No, really. People love those places.

This. It’s a tough question because USA is not Europe, and what makes us US is not what makes them THEM. Notre Dame has witnessed nearly a millennium of change in Paris alone, and that’s why it’s so cool–Europe is nothing if not impressive and proud old stuff. Notre Dame is part of who & what Europe (and especially Paris) is.

So what is USA? Well, coupla things, really. Most recently it has been the longest lived democratic republic in human history. And that’s swell, but as noted it’s a comparatively shallow witness to Western Civilization. Maybe if we were to lose the declaration and the constitution? That’d be rough because they quite literally define who we are as a Western nation, and the handwritten documents are a direct physical link to our origin as a nation. Swab for DNA and you could probably decode one of the founders. Or Bruce the janitor, but you get my point.

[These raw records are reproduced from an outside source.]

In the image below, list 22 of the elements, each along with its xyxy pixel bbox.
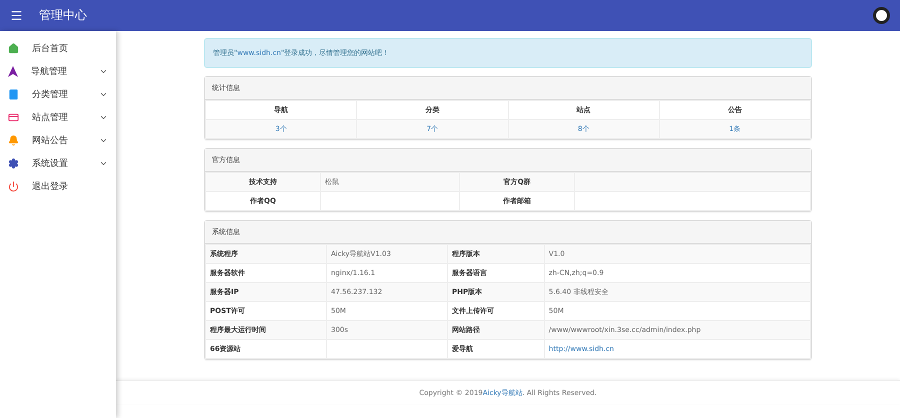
sidebar-item[interactable]: 后台首页 bbox=[0, 37, 116, 60]
sidebar-item[interactable]: 退出登录 bbox=[0, 175, 116, 198]
book-icon bbox=[8, 89, 19, 100]
chevron-icon bbox=[99, 159, 108, 168]
header-title: 管理中心 bbox=[39, 7, 88, 24]
sidebar-item[interactable]: 系统设置 bbox=[0, 152, 116, 175]
chevron-icon bbox=[99, 67, 108, 76]
chevron-icon bbox=[99, 113, 108, 122]
settings-icon bbox=[8, 158, 19, 169]
bell-icon bbox=[8, 135, 19, 146]
menu-icon[interactable] bbox=[10, 9, 23, 22]
avatar[interactable] bbox=[873, 7, 890, 24]
power-icon bbox=[8, 181, 19, 192]
sidebar-item[interactable]: 站点管理 bbox=[0, 106, 116, 129]
sidebar-item[interactable]: 分类管理 bbox=[0, 83, 116, 106]
home-icon bbox=[8, 43, 19, 54]
chevron-icon bbox=[99, 136, 108, 145]
triangle-icon bbox=[8, 66, 18, 77]
sidebar-item[interactable]: 网站公告 bbox=[0, 129, 116, 152]
sidebar-item[interactable]: 导航管理 bbox=[0, 60, 116, 83]
browser-window-icon bbox=[8, 112, 19, 123]
chevron-icon bbox=[99, 90, 108, 99]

But what else are we? Well, there were a few people living here before The Spanish arrived 500 years ago, before the Vikings arrived 1,000 years ago, before subsistence farmers in Manchester, England were still plowing up the dirt with the arsebone of a giraffe, before the pyramids went up in Egypt… Truly, what was important to those people doesn’t get the same reverence from us newcomers, nevertheless, we have been drawn to the same landmarks they held sacred. I can’t be the only one who felt the loss when Yellowstone was burning in 1988. What if we lost our sequoias–forever? What if the climate were to change and the desert southwest became wet, depriving us not only of a massive ecosystem but Native American stuff whose existence today is owed entirely to not having to deal with rainfall? How about if Florida gets submerged, or Mt. Rainier pops, or Yellowstone pops? I know, that’s all really big stuff compared to an 800 year old church but it’s what we have that sorta compares. Pity we don’t prize it more, actually.

Americans were deeply affected by 9/11 but that was because of the loss of life and the feelings of insecurity triggered by a terrorist attack. If the empty towers had been felled by a construction accident many fewer people would be upset about the loss of the buildings.

not what you’d expect’s suggestion is out of left field but I think he’s onto something. People love Disney World. It hosts weddings, post-graduation celebrations family reunions, childhood vacations, championship celebrations, etc. It has woven itself into momentous personally significant occasions for millions of people. Disney World has even been architecturally influential. Disney World obviously lacks the religious significance and political history of Notre Dame but if Disney World were lost, it would be felt by so many Americans I could see the same sort of outpouring of grief that the French have evinced at Notre Dame. Of course, the rest of the world would make fun of us for having this reaction.